BEING GAY IN NIGERIA

Olamipo is a male in his early 20s, he had joined a closed group on Facebook, made friends with someone and after a year they decided to meet up. He arrived at the arranged meeting place to meet the shock of his life. He found a crowd of people waiting. And they did not look of the friendly disposition.They beat him, stripped him naked, and threatened to drown him in a nearby canal.He pleaded for his life and till this day cannot recall the face of the lone Voice who said “No kill am, leave am, make him go tell others wey be like am of him experience today. e go teach dem lesson”. That’s the only reason he is alive today. Ola was gay and Lonely and was looking for a Lover instead he almost met his death.

Another 33-year-old man who asked to be known as Vincent, spoke to Reuters described his experience on a night out in Lagos, when he and his male partner were caught cuddling in their car by the police.

“They Angrily stripped us naked and made us lie on the floor, stamping on my back, my butt, my head, with their boots,” said Vincent. One of them said shooting us would be a waste of Bullet and that we deserved a death worse than being shot!.

These are two real life examples of the life of  Gay people living in Nigeria. A country where the outlawing of gay sex is supported by nine in ten people.This narrations come as a shock given that recent polls had shown a slight improvement of Nigerians Disposition to Gay people.

A 2017 survey by NOI Polls compared attitudes towards lesbian, gay, bisexual and transgender (LGBT) people in Nigeria against a 2015 poll.

It found a 7 percent increase in acceptance of LGBT people, and a 9 percent rise to 39 percent of those surveyed who think that LGBT people should be allowed equal access to public services such as healthcare, education and housing.

“These changes might look small, but let us acknowledge the progress,” said Olumide Makanjuola, executive director of The Initiative for Equal Rights (TIERS), a charity working to protect the rights of sexual minorities in Nigeria, which commissioned the survey.

 

“The fact that there is a small differential is important to acknowledge. Nigeria is not an easy place to have such conversations.”

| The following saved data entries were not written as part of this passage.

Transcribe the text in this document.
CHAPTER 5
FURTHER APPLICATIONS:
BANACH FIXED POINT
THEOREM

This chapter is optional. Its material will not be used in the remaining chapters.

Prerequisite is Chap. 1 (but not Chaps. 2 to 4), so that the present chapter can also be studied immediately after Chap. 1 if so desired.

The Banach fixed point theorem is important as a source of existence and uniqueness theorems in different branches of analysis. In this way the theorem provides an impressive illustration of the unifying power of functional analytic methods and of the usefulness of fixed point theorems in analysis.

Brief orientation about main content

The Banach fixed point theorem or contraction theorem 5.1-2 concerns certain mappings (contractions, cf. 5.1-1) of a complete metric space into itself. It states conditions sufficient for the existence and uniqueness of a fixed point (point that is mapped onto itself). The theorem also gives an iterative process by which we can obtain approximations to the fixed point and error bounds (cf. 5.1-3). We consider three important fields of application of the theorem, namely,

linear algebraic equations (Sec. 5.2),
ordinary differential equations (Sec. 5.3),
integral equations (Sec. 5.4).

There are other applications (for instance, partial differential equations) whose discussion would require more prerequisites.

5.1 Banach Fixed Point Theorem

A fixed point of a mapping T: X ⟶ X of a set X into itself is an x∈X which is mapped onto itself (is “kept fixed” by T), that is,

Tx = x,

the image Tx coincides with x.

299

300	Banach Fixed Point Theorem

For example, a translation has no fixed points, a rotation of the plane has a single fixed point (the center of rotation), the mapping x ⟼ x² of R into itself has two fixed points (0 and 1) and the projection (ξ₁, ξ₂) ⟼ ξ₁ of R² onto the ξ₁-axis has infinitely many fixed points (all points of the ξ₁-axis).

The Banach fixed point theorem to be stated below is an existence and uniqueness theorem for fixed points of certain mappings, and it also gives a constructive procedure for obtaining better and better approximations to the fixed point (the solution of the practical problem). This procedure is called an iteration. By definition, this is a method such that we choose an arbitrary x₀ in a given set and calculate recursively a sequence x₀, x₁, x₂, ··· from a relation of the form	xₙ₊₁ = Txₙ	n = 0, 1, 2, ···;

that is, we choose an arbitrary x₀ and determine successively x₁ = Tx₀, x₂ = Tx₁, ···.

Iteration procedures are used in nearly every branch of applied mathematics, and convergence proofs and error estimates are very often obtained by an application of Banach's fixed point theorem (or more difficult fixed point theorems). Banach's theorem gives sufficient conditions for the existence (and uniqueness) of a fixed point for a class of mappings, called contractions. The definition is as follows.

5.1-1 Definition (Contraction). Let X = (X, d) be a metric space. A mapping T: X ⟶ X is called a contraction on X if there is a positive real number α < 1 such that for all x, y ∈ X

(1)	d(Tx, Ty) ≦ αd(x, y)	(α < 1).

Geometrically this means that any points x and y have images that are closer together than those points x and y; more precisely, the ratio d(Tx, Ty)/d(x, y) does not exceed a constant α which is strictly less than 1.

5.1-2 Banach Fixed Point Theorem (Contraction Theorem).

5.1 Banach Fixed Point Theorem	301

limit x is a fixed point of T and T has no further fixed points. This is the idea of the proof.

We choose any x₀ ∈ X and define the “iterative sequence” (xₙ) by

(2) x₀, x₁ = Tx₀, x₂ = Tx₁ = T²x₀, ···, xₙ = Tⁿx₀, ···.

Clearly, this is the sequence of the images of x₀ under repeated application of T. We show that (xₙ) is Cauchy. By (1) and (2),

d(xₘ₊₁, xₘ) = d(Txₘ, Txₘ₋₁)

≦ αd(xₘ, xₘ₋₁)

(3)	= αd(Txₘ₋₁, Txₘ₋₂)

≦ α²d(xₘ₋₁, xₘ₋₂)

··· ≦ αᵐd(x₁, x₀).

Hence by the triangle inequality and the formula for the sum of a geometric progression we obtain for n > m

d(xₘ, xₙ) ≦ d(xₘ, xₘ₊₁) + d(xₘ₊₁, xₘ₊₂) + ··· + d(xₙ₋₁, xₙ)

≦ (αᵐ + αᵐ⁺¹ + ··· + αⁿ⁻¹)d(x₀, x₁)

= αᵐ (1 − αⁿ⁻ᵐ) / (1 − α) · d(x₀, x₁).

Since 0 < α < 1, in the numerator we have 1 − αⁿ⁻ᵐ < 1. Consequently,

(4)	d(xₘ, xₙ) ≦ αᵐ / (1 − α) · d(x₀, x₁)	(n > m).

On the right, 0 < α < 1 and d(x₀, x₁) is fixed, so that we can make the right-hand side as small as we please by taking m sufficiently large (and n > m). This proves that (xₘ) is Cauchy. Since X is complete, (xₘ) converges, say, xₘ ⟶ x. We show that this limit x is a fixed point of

Former Nigerian President Goodluck Jonathan signed a bill in 2014 criminalising same-sex relationships in Nigeria, despite pressure from Western governments to preserve the rights of gay, lesbian and bisexual people.

The Same-Sex Marriage Prohibition Act (SSMPA) bans gay marriage, same-sex “amorous relationships” and membership of gay rights groups with penalties of up to 14 years in prison.

Last week, 54 people went on trial on charges connected to allegations that they were celebrating a gay wedding.

Acts of gay sex are illegal in 32 countries across Africa and persecution of gay people is rife across the continent.

Many African political and religious leaders argue that decriminalising homosexuality would be akin to promoting it and that it goes against their traditions and culture. So it should remain a taboo in the country.

A 2016 report by Human Rights Watch on the impact of Nigeria’s anti-gay law said “the heated public debate and heightened media interest in the law have made homosexuality more visible and LGBT people even more vulnerable.”

Vincent and Olamipo are like thousands of others walking our streets seeking any kind of Normalcy akin to what Heterosexuals enjoy. The ability to go to Movies with a Lover, go to public places and feel like you won’t be mobbed. As Vincent said ‘Nigeria is not ready yet for acceptance of LGBT like the way we dream it, maybe oneday. If i live long enough to see it.